In short when Daniella Sheinman chose this scene her choice was intuitive and correct. Indeed her relation to the biblical scene which has a defined Jewish/Christian meanings, is a rather personal connection, modern, and far from theology and religion. Quoting from the past in general, and particularly today, is a recognized and common practice. In post modernist terms it is an appropriation- the use of cultural property for her own purposes. Furthermore, the use of appropriation for “cultural” or fashion purpose is far from Sheinman, who connected with the scene through its drawings- the power of the image and its depth in humanist and expressive terms. She related to classic scene despite the Post modern stimulatory paradigm and not because of it. She connects to the content of the scene, and the resultant series she terms” Couple interaction”. On the one hand this is almost a clinical definition , but on the other hand for her the expulsion from the garden of Eden was an archetypal/ personal event in which the subject is not the expulsion as a separation from god, rather the relationship between the two people expelled , between themselves is the subject which as a result of the expulsion presented them with a ” fallen” grey reality, a wizening which they rather , and Sheinman understood and internalized the scene in her own unique way.
At this point I would like to stop the first impression in the works and review briefly Sheinman’s past and the not so simple road which brought her to the complex an crystallized point which she arrived at with series of paintings presented in this exhibition. In general I wish to emphasize Sheinmans’s special authenticity and. Maybe, even her personal naivete, and to stress them as point of merit, possibly an essential part of her own since there is in them an unpretentious faithfulness to herself- an important and all too often forgotten asset. This unreserved faithfulness to herself can be seen in her development and her educational path which is very long; and perhaps even in her development in measured steps.
It is therefore also clear that at that stage the modernist liberalization, in the broadest and most general sense – the modernist agenda , and if only for example as a step in the face to bourgeois taste, all this did not take up much place in her world.
What is no less important to our story is that Sheinman was very aware that something was missing. She understood that almost everything she learned had not really brought her close to art and creation. In her own eyes she was not a painter, feeling that she was standing in front of a wall which she needed to break down.
Her meeting with Kiwe was formative and it extricated her from the situation she was in, her slumber in all that was related to modernism. The summary of what Kiwe suggested to her she describes in one simple sentence” Begin to play”. This fundamental suggestion, meaning the introduction of play into her world and her art which had become cemented in her knowledge of tradition, is exactly what she needed. Her accumulated knowledge was totally foreign and disconnected from her personality and her world and from her need to express herself.
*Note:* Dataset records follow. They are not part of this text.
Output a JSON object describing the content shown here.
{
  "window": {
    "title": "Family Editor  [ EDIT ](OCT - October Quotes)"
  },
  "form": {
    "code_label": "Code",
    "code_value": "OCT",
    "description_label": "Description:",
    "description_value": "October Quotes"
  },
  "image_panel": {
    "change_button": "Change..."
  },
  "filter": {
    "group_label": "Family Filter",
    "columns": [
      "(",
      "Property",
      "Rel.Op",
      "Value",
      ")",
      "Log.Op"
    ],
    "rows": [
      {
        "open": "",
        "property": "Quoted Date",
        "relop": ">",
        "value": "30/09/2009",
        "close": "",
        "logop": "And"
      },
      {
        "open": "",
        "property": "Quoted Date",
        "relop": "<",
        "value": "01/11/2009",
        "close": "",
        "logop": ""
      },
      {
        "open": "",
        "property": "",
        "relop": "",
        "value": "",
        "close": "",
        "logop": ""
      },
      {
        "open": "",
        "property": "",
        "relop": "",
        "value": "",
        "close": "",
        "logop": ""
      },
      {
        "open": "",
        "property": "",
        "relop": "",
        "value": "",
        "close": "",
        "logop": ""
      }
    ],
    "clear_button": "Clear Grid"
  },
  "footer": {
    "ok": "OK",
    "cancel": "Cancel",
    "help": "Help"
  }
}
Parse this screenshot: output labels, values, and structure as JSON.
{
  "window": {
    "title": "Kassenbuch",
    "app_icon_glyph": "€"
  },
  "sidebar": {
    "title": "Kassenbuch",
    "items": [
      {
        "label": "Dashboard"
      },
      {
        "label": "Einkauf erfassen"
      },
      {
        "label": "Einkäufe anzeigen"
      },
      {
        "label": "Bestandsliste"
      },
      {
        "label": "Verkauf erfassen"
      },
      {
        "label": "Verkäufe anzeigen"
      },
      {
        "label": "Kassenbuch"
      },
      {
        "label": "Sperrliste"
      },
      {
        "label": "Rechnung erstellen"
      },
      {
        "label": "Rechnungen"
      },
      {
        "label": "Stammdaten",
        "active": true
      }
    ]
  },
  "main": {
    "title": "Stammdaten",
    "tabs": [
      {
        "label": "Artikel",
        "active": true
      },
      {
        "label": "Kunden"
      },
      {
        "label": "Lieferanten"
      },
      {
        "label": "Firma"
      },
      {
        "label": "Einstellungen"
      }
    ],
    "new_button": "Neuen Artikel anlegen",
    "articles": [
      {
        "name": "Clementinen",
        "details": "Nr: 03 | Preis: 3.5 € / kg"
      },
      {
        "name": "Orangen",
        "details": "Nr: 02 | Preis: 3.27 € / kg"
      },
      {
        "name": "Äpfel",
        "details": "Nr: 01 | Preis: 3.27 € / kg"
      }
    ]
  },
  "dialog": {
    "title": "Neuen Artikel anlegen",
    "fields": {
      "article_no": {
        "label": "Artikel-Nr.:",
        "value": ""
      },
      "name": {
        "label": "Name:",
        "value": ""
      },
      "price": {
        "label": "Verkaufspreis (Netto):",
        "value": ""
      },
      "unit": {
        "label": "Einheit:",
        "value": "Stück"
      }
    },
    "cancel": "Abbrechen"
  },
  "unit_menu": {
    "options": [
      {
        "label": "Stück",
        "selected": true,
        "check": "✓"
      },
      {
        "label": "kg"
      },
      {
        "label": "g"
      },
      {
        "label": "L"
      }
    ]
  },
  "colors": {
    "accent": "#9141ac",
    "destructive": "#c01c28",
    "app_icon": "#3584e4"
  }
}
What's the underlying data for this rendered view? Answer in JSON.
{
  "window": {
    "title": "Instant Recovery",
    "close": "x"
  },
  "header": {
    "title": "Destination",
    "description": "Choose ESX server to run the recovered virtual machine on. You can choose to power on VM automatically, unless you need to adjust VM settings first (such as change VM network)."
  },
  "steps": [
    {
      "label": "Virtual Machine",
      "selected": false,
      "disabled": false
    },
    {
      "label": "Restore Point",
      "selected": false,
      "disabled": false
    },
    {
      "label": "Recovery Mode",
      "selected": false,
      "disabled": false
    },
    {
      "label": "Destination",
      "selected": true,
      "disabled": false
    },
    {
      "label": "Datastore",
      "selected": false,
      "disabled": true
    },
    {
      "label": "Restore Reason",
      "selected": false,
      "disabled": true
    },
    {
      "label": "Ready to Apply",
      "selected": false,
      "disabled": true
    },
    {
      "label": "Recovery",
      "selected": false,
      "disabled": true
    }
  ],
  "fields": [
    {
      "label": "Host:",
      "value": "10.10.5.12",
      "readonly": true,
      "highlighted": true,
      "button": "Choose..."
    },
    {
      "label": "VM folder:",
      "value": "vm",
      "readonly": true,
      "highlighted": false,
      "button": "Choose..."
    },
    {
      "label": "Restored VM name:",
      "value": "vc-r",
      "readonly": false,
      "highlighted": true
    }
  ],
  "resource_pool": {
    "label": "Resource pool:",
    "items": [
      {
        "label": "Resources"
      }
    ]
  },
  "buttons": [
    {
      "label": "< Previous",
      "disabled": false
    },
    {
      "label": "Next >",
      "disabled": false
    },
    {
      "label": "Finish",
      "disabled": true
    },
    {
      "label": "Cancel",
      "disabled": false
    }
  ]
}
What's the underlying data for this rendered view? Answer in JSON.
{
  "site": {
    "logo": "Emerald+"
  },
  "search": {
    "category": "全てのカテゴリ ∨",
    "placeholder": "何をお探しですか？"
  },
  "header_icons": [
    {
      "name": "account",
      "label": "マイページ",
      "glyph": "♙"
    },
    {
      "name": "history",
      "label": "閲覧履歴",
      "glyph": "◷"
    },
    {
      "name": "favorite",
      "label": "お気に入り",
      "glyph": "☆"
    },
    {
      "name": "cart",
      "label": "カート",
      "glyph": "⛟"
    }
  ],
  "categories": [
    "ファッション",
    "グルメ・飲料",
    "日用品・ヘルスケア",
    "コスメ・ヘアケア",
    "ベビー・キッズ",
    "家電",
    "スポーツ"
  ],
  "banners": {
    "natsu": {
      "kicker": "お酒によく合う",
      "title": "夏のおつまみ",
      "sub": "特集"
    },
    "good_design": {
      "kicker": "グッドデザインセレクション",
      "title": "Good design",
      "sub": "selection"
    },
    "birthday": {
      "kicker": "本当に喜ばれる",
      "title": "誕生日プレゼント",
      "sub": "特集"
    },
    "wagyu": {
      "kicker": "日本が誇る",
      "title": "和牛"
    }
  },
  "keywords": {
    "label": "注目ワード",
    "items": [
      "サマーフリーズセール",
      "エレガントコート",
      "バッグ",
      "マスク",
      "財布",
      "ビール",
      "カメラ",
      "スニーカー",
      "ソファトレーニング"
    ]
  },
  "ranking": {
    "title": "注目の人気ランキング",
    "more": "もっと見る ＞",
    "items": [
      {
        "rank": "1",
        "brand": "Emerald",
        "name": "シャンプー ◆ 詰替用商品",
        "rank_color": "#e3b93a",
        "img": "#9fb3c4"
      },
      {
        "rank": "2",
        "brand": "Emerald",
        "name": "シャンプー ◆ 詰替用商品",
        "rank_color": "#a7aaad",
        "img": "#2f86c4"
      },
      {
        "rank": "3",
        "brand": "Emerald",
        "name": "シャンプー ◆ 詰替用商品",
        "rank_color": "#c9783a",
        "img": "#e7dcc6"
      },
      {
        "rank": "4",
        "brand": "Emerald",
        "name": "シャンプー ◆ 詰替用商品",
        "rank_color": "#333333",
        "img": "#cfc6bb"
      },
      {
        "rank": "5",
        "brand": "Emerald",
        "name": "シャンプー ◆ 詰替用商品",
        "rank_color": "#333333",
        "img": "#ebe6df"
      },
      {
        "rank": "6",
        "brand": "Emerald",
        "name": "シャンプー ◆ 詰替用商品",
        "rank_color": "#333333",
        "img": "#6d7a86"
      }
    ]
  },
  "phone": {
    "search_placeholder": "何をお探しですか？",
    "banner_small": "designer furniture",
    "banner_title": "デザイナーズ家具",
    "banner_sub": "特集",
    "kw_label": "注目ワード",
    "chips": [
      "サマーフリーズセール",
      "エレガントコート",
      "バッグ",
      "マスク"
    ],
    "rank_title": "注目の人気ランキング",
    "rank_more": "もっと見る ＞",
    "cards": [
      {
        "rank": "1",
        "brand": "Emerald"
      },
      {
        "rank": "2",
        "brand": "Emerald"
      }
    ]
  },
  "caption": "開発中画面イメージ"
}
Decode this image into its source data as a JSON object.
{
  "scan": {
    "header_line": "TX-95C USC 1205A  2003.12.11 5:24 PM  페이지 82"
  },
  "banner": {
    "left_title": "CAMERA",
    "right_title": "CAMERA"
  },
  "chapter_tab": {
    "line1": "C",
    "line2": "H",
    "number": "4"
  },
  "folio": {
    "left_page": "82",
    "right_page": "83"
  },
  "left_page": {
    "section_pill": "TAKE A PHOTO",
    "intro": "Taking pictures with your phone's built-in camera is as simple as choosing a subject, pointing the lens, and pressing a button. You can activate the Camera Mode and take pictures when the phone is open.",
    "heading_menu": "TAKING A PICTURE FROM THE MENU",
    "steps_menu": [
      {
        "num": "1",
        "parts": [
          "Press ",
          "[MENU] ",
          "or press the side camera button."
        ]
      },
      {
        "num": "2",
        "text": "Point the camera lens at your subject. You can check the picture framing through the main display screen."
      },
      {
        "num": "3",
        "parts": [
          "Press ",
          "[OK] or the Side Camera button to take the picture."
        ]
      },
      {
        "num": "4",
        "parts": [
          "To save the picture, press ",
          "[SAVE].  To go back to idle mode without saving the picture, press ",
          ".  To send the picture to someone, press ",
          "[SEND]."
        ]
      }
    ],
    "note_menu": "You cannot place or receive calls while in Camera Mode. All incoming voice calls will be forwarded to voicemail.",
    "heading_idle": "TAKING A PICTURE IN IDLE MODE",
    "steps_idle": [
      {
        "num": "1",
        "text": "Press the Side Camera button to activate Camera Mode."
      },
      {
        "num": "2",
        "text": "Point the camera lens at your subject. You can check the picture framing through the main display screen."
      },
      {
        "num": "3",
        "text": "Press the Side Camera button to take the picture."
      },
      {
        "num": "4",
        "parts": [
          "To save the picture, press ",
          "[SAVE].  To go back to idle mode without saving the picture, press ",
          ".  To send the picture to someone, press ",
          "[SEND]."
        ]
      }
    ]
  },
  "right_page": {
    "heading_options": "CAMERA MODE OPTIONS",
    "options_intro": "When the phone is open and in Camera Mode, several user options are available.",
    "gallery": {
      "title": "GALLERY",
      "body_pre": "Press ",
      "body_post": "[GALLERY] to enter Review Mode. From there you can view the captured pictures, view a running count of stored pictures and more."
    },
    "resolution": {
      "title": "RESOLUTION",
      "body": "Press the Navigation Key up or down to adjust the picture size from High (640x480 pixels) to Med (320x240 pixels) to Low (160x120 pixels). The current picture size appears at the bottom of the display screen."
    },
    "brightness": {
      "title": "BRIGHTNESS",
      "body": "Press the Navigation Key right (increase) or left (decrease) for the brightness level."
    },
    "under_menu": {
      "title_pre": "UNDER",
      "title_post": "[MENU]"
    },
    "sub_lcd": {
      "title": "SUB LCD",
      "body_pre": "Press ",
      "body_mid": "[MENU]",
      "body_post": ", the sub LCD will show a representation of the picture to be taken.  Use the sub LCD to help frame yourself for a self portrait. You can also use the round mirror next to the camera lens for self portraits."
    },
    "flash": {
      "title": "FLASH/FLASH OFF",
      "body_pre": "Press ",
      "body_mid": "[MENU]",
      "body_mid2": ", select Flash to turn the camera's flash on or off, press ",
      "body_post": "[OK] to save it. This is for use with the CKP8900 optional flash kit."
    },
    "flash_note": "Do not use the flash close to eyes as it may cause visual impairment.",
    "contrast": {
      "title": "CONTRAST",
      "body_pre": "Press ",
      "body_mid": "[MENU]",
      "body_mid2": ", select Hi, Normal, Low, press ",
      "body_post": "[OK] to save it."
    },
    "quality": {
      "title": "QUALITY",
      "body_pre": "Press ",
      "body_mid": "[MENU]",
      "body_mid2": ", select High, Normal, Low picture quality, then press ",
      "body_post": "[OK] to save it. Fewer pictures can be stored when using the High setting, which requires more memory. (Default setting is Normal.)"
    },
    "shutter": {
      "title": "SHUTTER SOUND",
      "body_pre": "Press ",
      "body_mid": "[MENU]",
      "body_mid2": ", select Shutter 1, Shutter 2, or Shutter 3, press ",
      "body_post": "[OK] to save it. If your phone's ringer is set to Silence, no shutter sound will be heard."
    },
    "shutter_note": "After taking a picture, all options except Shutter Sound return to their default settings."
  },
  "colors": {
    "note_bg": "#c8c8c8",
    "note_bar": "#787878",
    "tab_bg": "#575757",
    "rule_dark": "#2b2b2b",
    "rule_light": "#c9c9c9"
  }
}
Sheinman was ready and open to this suggestion. In any event and not only on the personal psychological level, but also on theoretical level, playing is undoubtedly one of the fundamentals of the modernist paradigm. The cubists, for example played with “play blocks” and even dice appear in their paintings. They insisted that painting and pictorial investigation have a serious basis in play. This was a way of thought and a way of work, almost a way of life. Their influence in this matter was enormous. Thus their e is no wonder that the philosopher Ortega Y. Gasset , in his article ” The Dehumanization of the Art”(Madrid 1925), an article that can be seen as a self examination, after a quarter of a century of early modernism, counted play as one of the fundamental values of modernism. The place of play in modern art was from its beginning central. Kiwe’s suggestion to Sheinman, which was in fact her first connection to modernism, was also the point where she began her personal and artistic liberation.